Copyright management in Software Development is a complex topic itself. You have the age old copyright vs copyleft discussion (although more permissive and business friendly open source licensing, like Apache V2 and MIT, seems to have won the day for the moment, even with source open trend that companies like MongoDB started) in the front and center, with some companies backing Open Source communities with funds and technical contributions as a means of product development.

Although the same could be applied to the source code that trains the Model in Machine Learning, licensing the Model itself could be a tricky case. Binaries or package distributions out of software development projects can be relatively easily licensed with the source licensing, upstream licensing, and business goals in mind.
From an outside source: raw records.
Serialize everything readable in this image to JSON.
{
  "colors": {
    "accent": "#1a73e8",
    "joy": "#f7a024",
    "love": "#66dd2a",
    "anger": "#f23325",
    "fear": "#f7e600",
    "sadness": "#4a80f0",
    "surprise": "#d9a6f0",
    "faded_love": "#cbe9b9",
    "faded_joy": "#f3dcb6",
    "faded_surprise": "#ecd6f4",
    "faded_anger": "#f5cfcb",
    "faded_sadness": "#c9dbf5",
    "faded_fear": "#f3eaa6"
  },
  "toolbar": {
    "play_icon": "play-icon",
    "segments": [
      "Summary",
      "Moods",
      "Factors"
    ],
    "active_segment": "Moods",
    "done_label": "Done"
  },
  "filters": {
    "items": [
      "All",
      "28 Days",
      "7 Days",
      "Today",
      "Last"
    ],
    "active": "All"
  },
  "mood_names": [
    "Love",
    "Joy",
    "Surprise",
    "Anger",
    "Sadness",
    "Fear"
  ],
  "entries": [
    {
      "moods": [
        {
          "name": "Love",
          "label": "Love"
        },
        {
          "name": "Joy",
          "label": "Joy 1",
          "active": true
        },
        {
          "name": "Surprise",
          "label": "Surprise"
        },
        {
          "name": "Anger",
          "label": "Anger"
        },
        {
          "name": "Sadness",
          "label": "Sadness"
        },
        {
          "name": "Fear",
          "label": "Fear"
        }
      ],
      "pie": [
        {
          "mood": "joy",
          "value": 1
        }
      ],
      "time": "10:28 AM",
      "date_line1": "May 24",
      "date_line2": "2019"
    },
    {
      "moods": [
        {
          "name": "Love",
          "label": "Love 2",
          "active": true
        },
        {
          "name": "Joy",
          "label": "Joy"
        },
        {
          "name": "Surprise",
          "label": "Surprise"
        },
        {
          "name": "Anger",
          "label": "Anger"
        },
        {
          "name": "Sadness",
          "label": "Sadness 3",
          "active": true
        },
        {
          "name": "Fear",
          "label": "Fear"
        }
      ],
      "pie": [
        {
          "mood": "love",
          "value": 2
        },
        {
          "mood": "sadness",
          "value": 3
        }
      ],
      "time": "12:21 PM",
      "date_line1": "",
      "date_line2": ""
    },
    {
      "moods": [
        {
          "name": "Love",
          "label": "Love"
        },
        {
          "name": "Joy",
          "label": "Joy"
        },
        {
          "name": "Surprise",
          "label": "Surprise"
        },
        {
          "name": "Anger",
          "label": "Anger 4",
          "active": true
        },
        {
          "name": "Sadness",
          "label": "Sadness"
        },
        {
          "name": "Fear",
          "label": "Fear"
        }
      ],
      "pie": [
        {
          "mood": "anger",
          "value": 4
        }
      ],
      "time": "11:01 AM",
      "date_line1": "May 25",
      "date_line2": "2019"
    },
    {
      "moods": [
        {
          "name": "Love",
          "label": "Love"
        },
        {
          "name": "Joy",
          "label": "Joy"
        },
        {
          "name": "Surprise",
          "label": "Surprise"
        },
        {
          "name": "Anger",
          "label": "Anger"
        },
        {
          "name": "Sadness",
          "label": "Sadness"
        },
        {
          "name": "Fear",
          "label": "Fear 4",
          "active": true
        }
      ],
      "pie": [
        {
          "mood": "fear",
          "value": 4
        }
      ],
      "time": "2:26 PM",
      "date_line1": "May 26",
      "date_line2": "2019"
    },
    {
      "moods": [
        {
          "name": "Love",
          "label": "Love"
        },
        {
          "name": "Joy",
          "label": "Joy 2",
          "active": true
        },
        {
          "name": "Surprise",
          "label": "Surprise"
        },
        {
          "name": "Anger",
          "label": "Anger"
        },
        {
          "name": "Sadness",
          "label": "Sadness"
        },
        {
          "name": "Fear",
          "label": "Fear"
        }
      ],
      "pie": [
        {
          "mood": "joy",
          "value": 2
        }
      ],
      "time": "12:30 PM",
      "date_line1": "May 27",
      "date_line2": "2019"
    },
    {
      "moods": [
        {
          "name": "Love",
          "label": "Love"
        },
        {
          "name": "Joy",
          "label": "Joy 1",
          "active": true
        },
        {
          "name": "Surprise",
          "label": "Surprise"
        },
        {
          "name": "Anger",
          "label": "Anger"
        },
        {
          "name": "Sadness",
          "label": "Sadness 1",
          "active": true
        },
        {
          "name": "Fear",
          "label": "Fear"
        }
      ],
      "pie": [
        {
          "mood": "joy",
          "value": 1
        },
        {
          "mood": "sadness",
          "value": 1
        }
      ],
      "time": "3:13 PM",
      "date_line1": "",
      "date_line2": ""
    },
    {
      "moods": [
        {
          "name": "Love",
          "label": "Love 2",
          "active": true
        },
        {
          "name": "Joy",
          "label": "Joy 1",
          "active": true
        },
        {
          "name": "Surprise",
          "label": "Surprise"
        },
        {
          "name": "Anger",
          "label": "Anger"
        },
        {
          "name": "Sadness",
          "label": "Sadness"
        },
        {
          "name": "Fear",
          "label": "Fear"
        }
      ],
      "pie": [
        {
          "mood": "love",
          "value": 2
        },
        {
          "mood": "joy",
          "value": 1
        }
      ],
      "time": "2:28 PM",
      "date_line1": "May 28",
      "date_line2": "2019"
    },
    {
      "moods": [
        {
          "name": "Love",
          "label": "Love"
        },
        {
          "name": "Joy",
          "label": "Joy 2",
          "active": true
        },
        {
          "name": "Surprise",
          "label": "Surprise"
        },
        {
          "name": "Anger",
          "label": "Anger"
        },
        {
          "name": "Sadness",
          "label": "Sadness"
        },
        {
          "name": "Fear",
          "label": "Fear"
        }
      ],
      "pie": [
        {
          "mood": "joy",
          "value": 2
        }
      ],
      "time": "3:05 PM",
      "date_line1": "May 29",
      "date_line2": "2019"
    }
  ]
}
For Machine Learning Models, this could become a bit complex when it comes to considering the ownership of the data, the algorithm, and the library code used for various steps between data collection and Model training. Additionally, given how powerful some Models can become, there will be restrictions in place enforced by states on the potential users of the license. We have already seen restriction of hardware sales for specialised GPUs used for Model training introduced by the USA-China tech race, however I’m sure we will soon be seeing deep discussions on which parts of a Model and its training can truly be Open Source and which parts will be proprietary while adhering to community oriented movements like Open Source and Free Software. Of course, this doesn’t involve the API based proprietary model that most AI companies seem to follow at the moment.

Conclusion

There are various other details that stands Machine Learning projects out from rest of the software engineering practices. However these can be apparent when you get to a certain level of detail. Furthermore, some areas like data engineering, big data storage optimisation, are not ones I can comfortably discuss without significant experience.